Wait ... is this whole Luka Era not going to work out at all?
Los Angeles Lakers guard Luka Doncic.
Los Angeles Lakers guard Luka Doncic. | Isaiah J. Downing-Imagn Images

The Los Angeles Lakers' 2026 offseason is no longer a future entity. It's here! The time is now! With the NBA Draft having arrived in full force, it's worth reminding Lakers Nation that this is a crucial summer for Lakers general manager Rob Pelinka, even if he's operating with less cap space than initially expected.

The Lakers made a promise to Luka Doncic that they'd build a contender around him

Speaking of initial expectations, when the Lakers traded for Luka Doncic back in February 2025, they were already looking ahead to this summer as the time when they'd have the cap space to build a real winner around Luka -- the type of team replete with long, athletic wings and lob-threat centers that Doncic reached the NBA Finals with in a Dallas Mavericks uniform. In fact, the Lakers pledged to Luka and his camp that they'd get to work on this team-building assignment in the summer of 2026.

Unfortunately, that project has been marred somewhat by the inevitable return of LeBron James in the current free agency cycle. Every dollar that LeBron earns on his (widely expected) new Lakers deal will be a dollar that Pelinka can't spend on bolstering Luka's supporting cast as he promised he would.

Luka Doncic might get annoyed by delayed team-building process

Could the detour in LA's roster construction tick off Luka? The Athletic's Lakers writer Dan Woike said something interesting in recent days.

"I think there’s an actual threat that [Doncic] could have a wandering eye if the Lakers can’t deliver on the plans they presented last summer," Woike wrote.

A wandering eye, eh? It sounds like Pelinka better be on his A-game this summer.

The Lakers should copy the New York Knicks when it comes to roster construction

Here's the deal: The Lakers can't turn this thing around in one transaction cycle and enter 2026-27 looking like the top contender in the West. That's simply not plausible, given the state of the OKC Thunder and San Antonio Spurs, and given the Lakers' aforementioned limitations from a cap perspective.

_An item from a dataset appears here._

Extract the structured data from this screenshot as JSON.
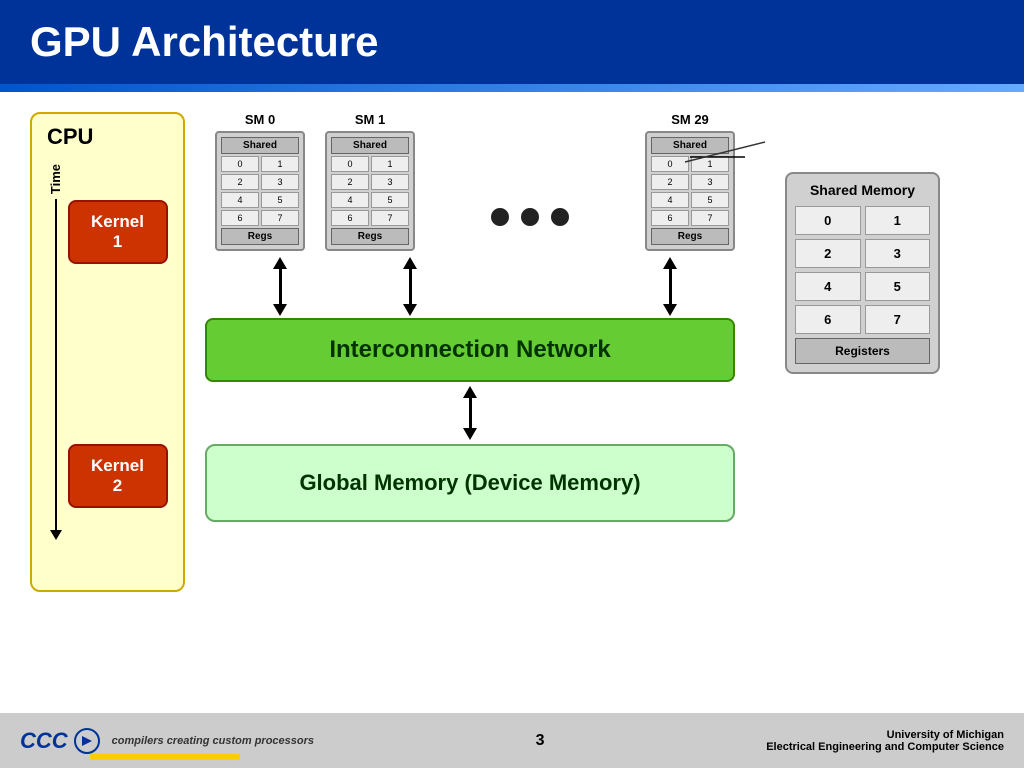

BUT ... the Lakers can lay down the foundation right now for a two or three-year process whereby they return to contention supremacy. This is what the New York Knicks did in 2022 when they signed Jalen Brunson and, every year or so, made an additional move or two to slowly build a championship unit.

Woike's words were interesting because they implied that Luka might not be in the mood to practice some patience between now and the end of a three-year retool. If that's the case, the Lakers are in deep trouble. Hopefully, everyone's on the same page and Luka is down to build something sustainable over the next few years.